Stories that are ours, the Celts, that have survived a British invasion of murder, mayhem, and oppression, doing their best to wipe out our ancientness, our language, our customs. The Ulster Cycle, for instance, tells of the exploits of Cú Chulainn and the Red Branch Knights, stories of the Fianna featuring Finn Mac Cumhaill, Diarmuid, and Grainne. Things and characters, I grew up that were Celtic heroes.
Spell-binding stories told around an open-hearth fire, an old bardic art and a craft honed through years dedication if not apprenticeship. A rite of passage for some towards subtlety and effectiveness that painted a scene in the very air, the audience craving more. A really good storyteller, would of course be a master of the intense pause, reaching a part of the story and suddenly stopped; looking around at the audience, knowing he had them held, spellbound, before continuing.

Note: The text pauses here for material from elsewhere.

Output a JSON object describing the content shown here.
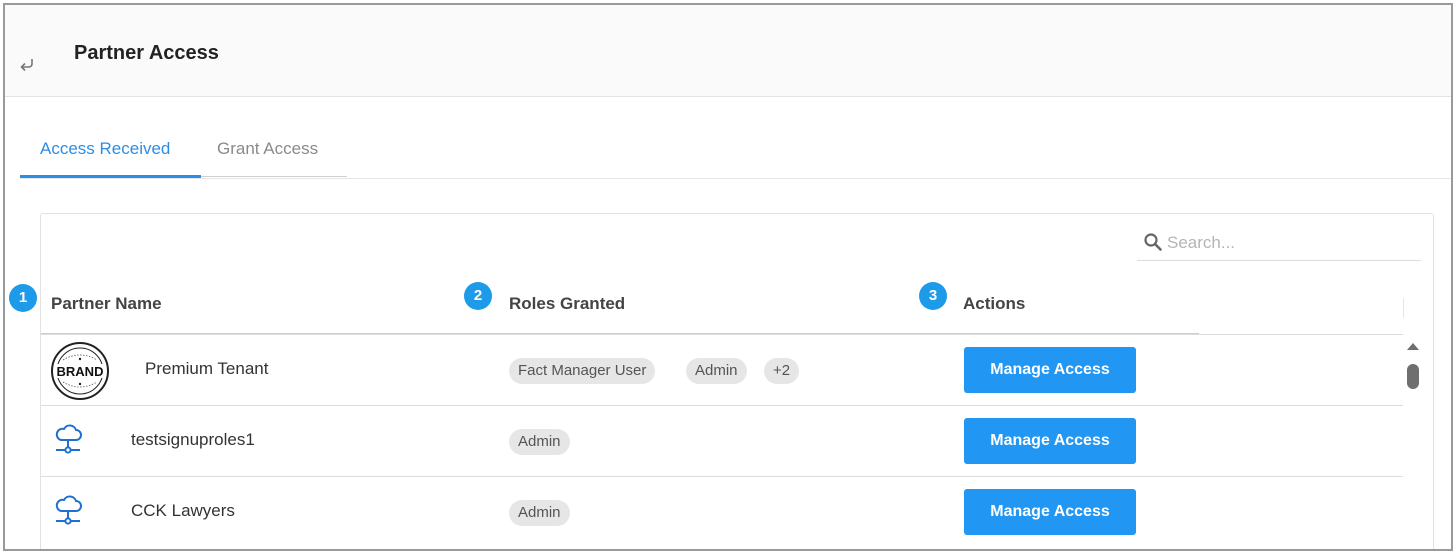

Stories told hundreds of years before around a campfire, that then became the hearth of a home, and not unusual for a story to shift between the mortal world, and the otherworld, that of magical people and things. I should add that almost all the Celtic stories have educational value, and convey messages of principle and morality.

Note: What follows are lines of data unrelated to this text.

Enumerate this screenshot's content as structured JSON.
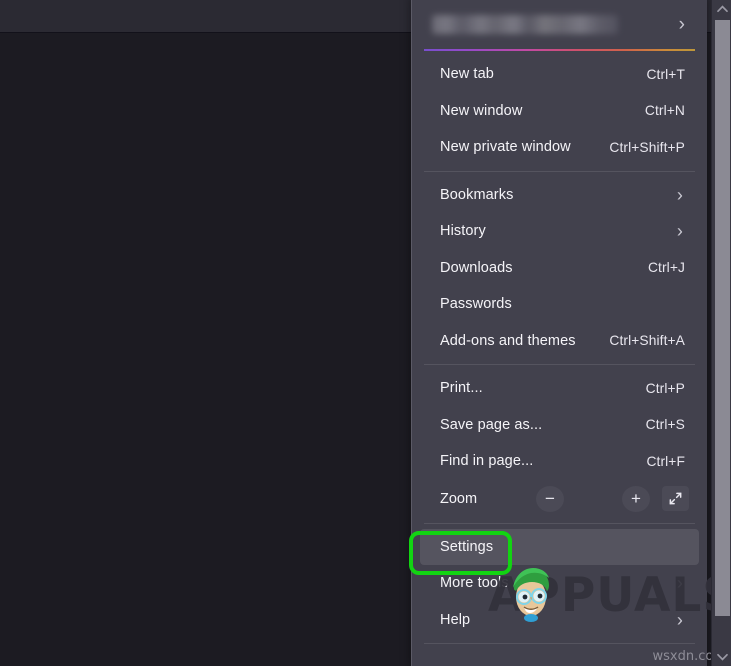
{
  "window": {
    "background_color": "#1c1b22",
    "toolbar_color": "#2b2a33"
  },
  "panel": {
    "background_color": "#42414d",
    "account": {
      "label": "",
      "redacted": true,
      "chevron": "›",
      "icon_name": "chevron-right-icon"
    },
    "gradient_rule_colors": [
      "#7b4fd4",
      "#c94aa8",
      "#d8644a",
      "#c39b3a"
    ],
    "groups": [
      {
        "items": [
          {
            "label": "New tab",
            "accel": "Ctrl+T",
            "type": "accel"
          },
          {
            "label": "New window",
            "accel": "Ctrl+N",
            "type": "accel"
          },
          {
            "label": "New private window",
            "accel": "Ctrl+Shift+P",
            "type": "accel"
          }
        ]
      },
      {
        "items": [
          {
            "label": "Bookmarks",
            "accel": "›",
            "type": "submenu"
          },
          {
            "label": "History",
            "accel": "›",
            "type": "submenu"
          },
          {
            "label": "Downloads",
            "accel": "Ctrl+J",
            "type": "accel"
          },
          {
            "label": "Passwords",
            "accel": "",
            "type": "plain"
          },
          {
            "label": "Add-ons and themes",
            "accel": "Ctrl+Shift+A",
            "type": "accel"
          }
        ]
      },
      {
        "items": [
          {
            "label": "Print...",
            "accel": "Ctrl+P",
            "type": "accel"
          },
          {
            "label": "Save page as...",
            "accel": "Ctrl+S",
            "type": "accel"
          },
          {
            "label": "Find in page...",
            "accel": "Ctrl+F",
            "type": "accel"
          }
        ],
        "zoom": {
          "label": "Zoom",
          "minus": "−",
          "plus": "+",
          "minus_icon": "zoom-out-icon",
          "plus_icon": "zoom-in-icon",
          "fullscreen_icon": "fullscreen-expand-icon"
        }
      },
      {
        "items": [
          {
            "label": "Settings",
            "accel": "",
            "type": "plain",
            "hovered": true
          },
          {
            "label": "More tools",
            "accel": "›",
            "type": "submenu"
          },
          {
            "label": "Help",
            "accel": "›",
            "type": "submenu"
          }
        ]
      }
    ]
  },
  "annotation": {
    "shape": "rounded-rectangle",
    "color": "#12d412",
    "targets": "Settings"
  },
  "watermark": {
    "brand": "APPUALS",
    "site": "wsxdn.com"
  },
  "scrollbar": {
    "up_icon": "chevron-up-icon",
    "down_icon": "chevron-down-icon",
    "thumb_color": "#8b8a94"
  }
}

Ierne or Erin, was an almost mystical place, yet the truth is that our tales are a doorway trough the mists of time to our beginnings. Faeries, for instance, who hasn’t grown up with the many tales of them, and movies like Darby O’Gill, with the little people, certainly captured many a child’s imagination back in the day. Yet, if you sit down to day with a young child to watch, you will still experience the magic of Erin, and what a gift that would be to a small child, your grand-daughter maybe. I also grew up with rain-faeries, and certainly the best way to meet them is to tell stories of them. The times that are dusk or dawn, are when they are around, and can be found in places that are an ‘v-opening between a tree branch, that looks like two branches, or a bridge over a river.
But beware taking photos with trees in the background, you do not want to capture a dryad, or tree spirit, and recall a Belfast lad who his photo taken in Kildare, near the curragh, and the mythical creature no longer a fantasy, and was plain to be seen. When his sister showed it to me and I was stunned, and shortly after, he died. Whether it was anything to do with that photo or another she showed me of him in a club, where a yellow light lanced through him, I don’t know, but she was a believer in the other-world, and both those photos frightened her, and they disturbed me, and my sleep for a time.
Magic does not just exist in stories or books, it exists, it always has in Erin.